Но это осознание пришло удивительным спокойствием. Какой-то теплой радостью. Оно наполняло меня мыслью, что я не одинока. Я уже живо представляла, как мой малыш будет бегать в этом саду, прятаться в листве, ловить светляков. Я бы не пожелала для него лучшего места. Лишь гнала мысли о Тарвине. Но все время задавалась вопросом: мог бы он стать хорошим отцом?
Нет.
Сейчас все омрачала лишь нависшая над Гихальей угроза. Миновал почти ганорский месяц. Сутки здесь длились больше, чем на Нагурнате или Фаусконе, и оставалось лишь гадать, сколько времени прошло. О Гихалье не было никаких известий, и я просила Птахикалью каждый вечер перед ужином гадать на настоящее. Старуха охотно соглашалась, но я все время боялась, что Исатихалья, служившая переводчиком, что-нибудь утаит. Из желания уберечь меня.
Таматахал сегодня задерживался, и Птахикалья уже привычно вынесла в сад корзинку со своим таинственным барахлом, которое несведущий запросто примет за обычный мусор. Я закуталась в тонкий плед и приготовилась наблюдать за священнодейством. Но с замиранием сердца посмотрела на сидящую рядом Исатихалью:
— Я хочу задать ей один важный вопрос. Можно?
Ганорка скривила губы:
— Отчего нельзя. Ответит, если что увидит.
Я сглотнула, чувствуя, как в горле мгновенно пересохло:
— Почему страдают все, кто пытается мне помочь? Она может объяснить?
Та пожала плечами. Посмотрела на сестру, что-то сказала на своем языке. Птахикалья замерла, прислушиваясь. Какое-то время молчала, но ответила. Я с надеждой посмотрела на Исатихалью:
— Ну? Что?
— Она посмотрит.
Сердце болезненно заколотилось. Я настороженно наблюдала, как старая колдунья с дробным звуком высыпает на столешницу содержимое своей мусорной корзинки. Внимательно смотрит, перекладывает, что-то мычит. Снова собирает, снова вытряхивает. Я видела все это уже много раз, но именно сейчас дыхание застревало в груди.
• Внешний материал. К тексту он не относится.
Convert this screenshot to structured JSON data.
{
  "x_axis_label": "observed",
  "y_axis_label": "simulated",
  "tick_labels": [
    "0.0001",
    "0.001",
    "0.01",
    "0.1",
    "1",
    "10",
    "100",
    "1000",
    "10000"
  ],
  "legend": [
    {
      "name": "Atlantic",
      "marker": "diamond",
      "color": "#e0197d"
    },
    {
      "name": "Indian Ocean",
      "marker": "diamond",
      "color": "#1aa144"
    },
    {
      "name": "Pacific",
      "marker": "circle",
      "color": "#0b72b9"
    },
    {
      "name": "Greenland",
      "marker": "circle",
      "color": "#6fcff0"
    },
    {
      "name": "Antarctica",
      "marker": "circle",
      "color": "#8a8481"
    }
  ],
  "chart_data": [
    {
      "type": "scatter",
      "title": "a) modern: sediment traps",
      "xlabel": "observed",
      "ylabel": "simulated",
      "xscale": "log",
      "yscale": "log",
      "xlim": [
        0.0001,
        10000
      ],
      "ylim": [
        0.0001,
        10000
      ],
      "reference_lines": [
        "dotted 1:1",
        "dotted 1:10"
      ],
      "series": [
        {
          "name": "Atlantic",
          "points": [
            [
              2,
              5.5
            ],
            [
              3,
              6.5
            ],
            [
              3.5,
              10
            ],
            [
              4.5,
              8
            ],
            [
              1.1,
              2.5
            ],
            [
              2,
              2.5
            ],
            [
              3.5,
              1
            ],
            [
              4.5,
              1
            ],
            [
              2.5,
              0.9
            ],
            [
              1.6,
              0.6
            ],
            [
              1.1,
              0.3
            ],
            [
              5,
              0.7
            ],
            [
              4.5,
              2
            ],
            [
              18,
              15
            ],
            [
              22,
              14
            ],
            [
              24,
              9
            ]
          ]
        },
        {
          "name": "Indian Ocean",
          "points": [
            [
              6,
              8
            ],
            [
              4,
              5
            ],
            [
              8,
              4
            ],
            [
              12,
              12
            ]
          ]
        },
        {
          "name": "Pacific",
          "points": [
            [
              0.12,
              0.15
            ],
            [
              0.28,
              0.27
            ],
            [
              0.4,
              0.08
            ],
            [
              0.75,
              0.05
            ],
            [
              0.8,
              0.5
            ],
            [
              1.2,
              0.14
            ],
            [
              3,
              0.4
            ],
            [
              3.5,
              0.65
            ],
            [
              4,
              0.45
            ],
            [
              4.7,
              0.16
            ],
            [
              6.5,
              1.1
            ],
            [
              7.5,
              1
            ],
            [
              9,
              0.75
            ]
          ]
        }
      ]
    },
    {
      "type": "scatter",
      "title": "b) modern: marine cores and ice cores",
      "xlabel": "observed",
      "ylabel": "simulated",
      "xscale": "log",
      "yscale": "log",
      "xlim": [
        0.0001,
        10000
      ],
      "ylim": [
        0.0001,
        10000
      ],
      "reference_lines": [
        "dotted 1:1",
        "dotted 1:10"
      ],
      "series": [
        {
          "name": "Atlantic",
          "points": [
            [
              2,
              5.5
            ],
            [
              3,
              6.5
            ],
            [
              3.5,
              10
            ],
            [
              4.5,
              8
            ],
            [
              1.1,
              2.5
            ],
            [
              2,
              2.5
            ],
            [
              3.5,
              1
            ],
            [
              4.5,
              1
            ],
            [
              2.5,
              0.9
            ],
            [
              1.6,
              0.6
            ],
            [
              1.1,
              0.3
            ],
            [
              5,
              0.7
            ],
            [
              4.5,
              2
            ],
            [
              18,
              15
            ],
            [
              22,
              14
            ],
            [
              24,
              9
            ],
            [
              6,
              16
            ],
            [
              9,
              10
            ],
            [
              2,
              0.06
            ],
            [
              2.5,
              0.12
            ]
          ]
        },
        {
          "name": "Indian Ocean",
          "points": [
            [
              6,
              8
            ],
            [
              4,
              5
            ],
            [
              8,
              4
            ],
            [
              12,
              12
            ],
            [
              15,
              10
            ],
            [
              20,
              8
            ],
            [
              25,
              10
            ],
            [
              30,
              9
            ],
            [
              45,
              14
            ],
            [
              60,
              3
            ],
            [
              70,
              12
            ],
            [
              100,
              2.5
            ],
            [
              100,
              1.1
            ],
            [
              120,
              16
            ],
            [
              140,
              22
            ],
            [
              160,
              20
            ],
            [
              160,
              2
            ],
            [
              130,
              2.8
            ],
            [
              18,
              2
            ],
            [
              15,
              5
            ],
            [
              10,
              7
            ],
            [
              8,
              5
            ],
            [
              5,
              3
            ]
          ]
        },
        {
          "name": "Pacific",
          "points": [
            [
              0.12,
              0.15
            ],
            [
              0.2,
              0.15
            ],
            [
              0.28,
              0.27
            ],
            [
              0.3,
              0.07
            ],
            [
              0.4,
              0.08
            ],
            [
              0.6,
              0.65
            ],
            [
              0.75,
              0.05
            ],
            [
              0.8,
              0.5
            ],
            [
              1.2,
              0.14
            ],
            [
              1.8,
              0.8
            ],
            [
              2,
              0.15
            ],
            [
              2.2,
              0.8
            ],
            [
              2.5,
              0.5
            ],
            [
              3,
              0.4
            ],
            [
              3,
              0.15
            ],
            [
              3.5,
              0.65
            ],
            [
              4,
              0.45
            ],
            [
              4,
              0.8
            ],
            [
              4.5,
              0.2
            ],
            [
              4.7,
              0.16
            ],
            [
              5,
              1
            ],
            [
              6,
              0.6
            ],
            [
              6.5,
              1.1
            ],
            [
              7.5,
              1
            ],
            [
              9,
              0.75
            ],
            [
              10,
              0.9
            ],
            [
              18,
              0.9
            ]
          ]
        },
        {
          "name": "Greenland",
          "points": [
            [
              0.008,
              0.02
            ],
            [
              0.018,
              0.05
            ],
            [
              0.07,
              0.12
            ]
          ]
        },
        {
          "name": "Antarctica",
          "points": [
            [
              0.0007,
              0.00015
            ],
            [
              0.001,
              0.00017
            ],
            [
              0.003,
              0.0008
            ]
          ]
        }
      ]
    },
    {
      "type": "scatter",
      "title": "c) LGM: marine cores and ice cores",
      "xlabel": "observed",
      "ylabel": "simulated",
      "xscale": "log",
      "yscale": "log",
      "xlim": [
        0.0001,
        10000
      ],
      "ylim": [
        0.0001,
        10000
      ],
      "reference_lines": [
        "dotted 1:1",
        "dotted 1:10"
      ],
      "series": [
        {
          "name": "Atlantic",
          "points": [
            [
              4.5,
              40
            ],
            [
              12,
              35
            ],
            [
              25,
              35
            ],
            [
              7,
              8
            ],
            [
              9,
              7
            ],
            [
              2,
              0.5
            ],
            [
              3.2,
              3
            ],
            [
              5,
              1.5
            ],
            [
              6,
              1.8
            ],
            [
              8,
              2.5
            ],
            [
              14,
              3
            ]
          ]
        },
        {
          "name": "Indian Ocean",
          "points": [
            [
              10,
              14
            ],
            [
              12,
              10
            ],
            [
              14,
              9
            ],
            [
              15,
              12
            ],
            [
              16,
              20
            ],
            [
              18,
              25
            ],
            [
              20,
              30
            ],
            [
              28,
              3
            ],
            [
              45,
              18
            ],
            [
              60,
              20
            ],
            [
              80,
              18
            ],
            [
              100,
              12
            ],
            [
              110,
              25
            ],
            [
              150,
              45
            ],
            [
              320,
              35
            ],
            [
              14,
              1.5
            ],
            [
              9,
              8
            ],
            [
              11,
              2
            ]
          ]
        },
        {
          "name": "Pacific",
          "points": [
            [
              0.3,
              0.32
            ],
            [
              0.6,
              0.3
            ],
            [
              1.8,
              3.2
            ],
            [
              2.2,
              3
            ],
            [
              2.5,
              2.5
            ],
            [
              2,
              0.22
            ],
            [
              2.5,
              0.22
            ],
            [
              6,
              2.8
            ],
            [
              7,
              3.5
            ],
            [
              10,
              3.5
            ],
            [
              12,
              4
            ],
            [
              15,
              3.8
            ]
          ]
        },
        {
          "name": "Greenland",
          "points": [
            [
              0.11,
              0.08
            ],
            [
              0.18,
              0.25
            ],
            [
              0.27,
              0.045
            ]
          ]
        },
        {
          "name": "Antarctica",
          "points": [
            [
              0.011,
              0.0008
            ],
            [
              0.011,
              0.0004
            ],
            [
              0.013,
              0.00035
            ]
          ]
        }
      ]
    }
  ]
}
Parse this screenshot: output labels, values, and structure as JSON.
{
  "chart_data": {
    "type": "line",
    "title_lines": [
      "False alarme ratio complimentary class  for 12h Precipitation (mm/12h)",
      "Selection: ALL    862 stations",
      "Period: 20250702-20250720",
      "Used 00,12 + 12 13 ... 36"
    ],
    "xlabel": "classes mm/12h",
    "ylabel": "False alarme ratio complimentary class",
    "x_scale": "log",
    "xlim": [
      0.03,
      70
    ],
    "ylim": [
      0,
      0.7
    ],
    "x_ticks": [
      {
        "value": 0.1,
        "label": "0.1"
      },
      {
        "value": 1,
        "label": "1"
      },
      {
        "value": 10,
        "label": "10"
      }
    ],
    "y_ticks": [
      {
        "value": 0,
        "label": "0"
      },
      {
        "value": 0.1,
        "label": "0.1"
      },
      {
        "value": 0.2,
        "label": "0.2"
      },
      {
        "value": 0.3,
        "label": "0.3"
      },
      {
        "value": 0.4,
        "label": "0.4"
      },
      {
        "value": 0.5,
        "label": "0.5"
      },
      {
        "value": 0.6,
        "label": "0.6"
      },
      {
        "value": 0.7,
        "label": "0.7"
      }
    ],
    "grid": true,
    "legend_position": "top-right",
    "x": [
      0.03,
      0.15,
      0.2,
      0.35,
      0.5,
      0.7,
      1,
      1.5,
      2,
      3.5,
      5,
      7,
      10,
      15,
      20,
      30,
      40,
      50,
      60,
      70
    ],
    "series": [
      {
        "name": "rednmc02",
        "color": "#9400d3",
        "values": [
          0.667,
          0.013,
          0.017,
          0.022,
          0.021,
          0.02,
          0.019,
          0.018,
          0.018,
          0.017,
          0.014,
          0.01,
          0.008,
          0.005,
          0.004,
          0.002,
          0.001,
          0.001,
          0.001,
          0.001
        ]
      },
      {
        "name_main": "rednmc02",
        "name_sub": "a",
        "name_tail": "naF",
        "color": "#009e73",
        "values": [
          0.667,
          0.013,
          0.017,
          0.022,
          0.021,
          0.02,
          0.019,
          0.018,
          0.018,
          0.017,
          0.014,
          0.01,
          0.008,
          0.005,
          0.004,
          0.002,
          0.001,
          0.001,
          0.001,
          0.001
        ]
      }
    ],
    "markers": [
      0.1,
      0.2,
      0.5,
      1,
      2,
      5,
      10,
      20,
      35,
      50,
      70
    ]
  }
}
Сама не знаю почему. Наконец, старуха опустилась на стул, что-то сказала.
Исатихалья кивнула:
— Потому что хотят идти против воли Великого Знателя. Все давно увязано крепкими узлами. Не распутать и не разрубить.
— Что это значит?
— Это значит: что бы вокруг тебя не происходило, а против судьбы не выйдет. Как ни старайся.
Я опустила голову — ничего нового. То же самое все время твердила Гихалья. Наверное, странно ждать от ганора другого ответа. На все воля Великого Знателя. Еще знать бы, в чем именно эта судьба. Ответит ли?
Я хотела было задать вопрос, но услышала скорые тяжелые шаги — наконец, вернулся Таматахал. Он подошел к столу, и я увидела, что его лицо было взмокшим, напряженным и совершенно серым. Он отдышался, схватил со стола первую попавшуюся кружку и опрокинул содержимое в рот, смачивая горло.
— Мия, тебя немедленно требуют старейшины.